Although this government has been in power for only two (2) years and remains fragile, facing several financial and humanitarian challenges, failure to commence investigations into the 2011 human rights violations is inexcusable because it requires limited commitment of financial resources. I agree, in totality, with the human rights activists from Yemen, Mr. Ezzedine Al-Asbahi, Mr. Yousuf Aburas, Mr. Arafat Alroufaid and Mrs. Bushra Alameiri, who all presented during the side meeting that the delay to start investigations into the 2011 human rights violations is evidence that this new government’s commitment to promote and protect human rights is still lacking.

It should be noted that the 2011 violations of human rights happened when peaceful demonstrators, civil society organizations, human rights activists and human rights defenders were exercising their right to assembly, speech and expression. Therefore, the delay to carry out investigations into these violations implies that the right of civil society organizations, human rights activists and defenders to assemble, express their opinion and to associate is still under threat as the perpetrators are yet to be held accountable and the victims are yet be offered any kind of redress. It is not surprising that serious threats to journalists, human rights activists and defenders still exist today as reported in the Human Rights Watch report (2013).

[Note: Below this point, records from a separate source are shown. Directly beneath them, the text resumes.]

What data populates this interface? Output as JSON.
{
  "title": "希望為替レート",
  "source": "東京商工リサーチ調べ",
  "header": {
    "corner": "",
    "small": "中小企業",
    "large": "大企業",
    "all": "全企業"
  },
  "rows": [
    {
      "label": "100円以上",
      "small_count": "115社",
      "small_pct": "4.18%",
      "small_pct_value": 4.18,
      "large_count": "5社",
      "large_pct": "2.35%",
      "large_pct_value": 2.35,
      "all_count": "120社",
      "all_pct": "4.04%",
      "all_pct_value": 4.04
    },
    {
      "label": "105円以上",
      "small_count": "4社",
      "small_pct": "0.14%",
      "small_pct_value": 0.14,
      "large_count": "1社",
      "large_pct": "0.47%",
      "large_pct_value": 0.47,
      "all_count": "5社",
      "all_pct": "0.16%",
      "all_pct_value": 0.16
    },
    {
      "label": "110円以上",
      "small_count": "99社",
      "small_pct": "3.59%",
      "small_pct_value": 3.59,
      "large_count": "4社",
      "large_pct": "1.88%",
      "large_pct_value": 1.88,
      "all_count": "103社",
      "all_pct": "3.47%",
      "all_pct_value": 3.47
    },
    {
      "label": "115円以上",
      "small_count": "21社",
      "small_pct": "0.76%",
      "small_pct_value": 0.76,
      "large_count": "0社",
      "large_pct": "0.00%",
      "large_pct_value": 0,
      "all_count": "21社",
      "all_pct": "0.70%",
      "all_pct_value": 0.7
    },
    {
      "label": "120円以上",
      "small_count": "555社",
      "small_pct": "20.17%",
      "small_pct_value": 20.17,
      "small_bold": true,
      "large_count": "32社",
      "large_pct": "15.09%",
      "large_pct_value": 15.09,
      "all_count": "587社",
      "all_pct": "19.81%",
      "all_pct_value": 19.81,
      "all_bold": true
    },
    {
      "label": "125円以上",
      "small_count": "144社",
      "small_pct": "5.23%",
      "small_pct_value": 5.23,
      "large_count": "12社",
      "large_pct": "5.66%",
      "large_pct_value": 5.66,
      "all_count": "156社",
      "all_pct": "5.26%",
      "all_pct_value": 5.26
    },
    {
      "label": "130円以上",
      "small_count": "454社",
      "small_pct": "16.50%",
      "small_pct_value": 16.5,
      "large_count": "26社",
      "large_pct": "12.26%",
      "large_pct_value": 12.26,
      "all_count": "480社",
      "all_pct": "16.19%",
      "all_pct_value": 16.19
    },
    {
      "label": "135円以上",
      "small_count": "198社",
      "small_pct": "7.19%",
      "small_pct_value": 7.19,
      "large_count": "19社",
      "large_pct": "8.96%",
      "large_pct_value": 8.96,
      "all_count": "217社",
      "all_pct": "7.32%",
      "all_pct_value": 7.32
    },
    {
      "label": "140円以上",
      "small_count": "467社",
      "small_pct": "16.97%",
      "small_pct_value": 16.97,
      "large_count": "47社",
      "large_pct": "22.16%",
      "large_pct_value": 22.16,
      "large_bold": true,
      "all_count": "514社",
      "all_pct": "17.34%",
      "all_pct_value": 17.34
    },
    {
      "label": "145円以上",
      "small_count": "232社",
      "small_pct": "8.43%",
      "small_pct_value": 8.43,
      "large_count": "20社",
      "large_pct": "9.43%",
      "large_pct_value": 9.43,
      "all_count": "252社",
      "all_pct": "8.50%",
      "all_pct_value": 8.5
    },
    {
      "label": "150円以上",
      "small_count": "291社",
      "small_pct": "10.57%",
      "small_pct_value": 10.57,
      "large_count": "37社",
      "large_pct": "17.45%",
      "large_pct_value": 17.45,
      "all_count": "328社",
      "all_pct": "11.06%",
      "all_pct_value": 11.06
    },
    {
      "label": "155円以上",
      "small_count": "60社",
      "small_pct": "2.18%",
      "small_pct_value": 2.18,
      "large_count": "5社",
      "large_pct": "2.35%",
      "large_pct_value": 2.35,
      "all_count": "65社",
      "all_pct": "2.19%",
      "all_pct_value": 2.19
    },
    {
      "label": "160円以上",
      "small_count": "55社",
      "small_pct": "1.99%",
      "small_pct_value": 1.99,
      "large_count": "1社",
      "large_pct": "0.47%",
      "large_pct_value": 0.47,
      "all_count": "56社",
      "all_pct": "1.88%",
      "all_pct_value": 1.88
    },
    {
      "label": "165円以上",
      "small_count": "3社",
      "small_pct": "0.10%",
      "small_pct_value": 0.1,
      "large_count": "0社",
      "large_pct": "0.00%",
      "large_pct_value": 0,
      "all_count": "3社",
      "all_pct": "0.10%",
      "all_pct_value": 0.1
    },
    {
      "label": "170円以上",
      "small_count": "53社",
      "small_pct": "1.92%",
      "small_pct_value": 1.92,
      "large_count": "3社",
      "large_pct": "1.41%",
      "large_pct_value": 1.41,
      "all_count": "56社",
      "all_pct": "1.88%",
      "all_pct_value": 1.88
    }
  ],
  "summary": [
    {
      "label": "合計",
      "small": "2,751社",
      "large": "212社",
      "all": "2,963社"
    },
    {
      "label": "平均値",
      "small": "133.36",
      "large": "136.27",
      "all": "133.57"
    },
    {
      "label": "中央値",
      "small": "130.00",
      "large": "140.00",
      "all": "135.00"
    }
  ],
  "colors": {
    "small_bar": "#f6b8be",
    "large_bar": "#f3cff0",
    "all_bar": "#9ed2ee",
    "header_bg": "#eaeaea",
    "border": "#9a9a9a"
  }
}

According to the Draft report of the Working Group on the Universal Period Review and adopted by the said Working Group on 31 January 2014, Yemen accepted 165 recommendations, including the recommendations (by the Netherlands, Australia, Portugal and United Kingdom of Great Britain and Northern Ireland) on investigating into the 2011 human rights violations. This is welcome. However, if the people of Yemen and the international community are to believe the new government’s assurances that it is committed to promoting and protecting people’s human rights, it must, as a matter of urgency establish the independent commission to investigate into the 2011 human rights violations. This commission, after its establishment, should expeditiously carry out its work free of interference from the government, publish its findings and those found guilty of human rights violations be punished in accordance with the law. Hopefully this will be done before the 26th session of the UN Human Rights Council in June, 2014, where the Draft report of the Working Group will be adopted by UNHRC.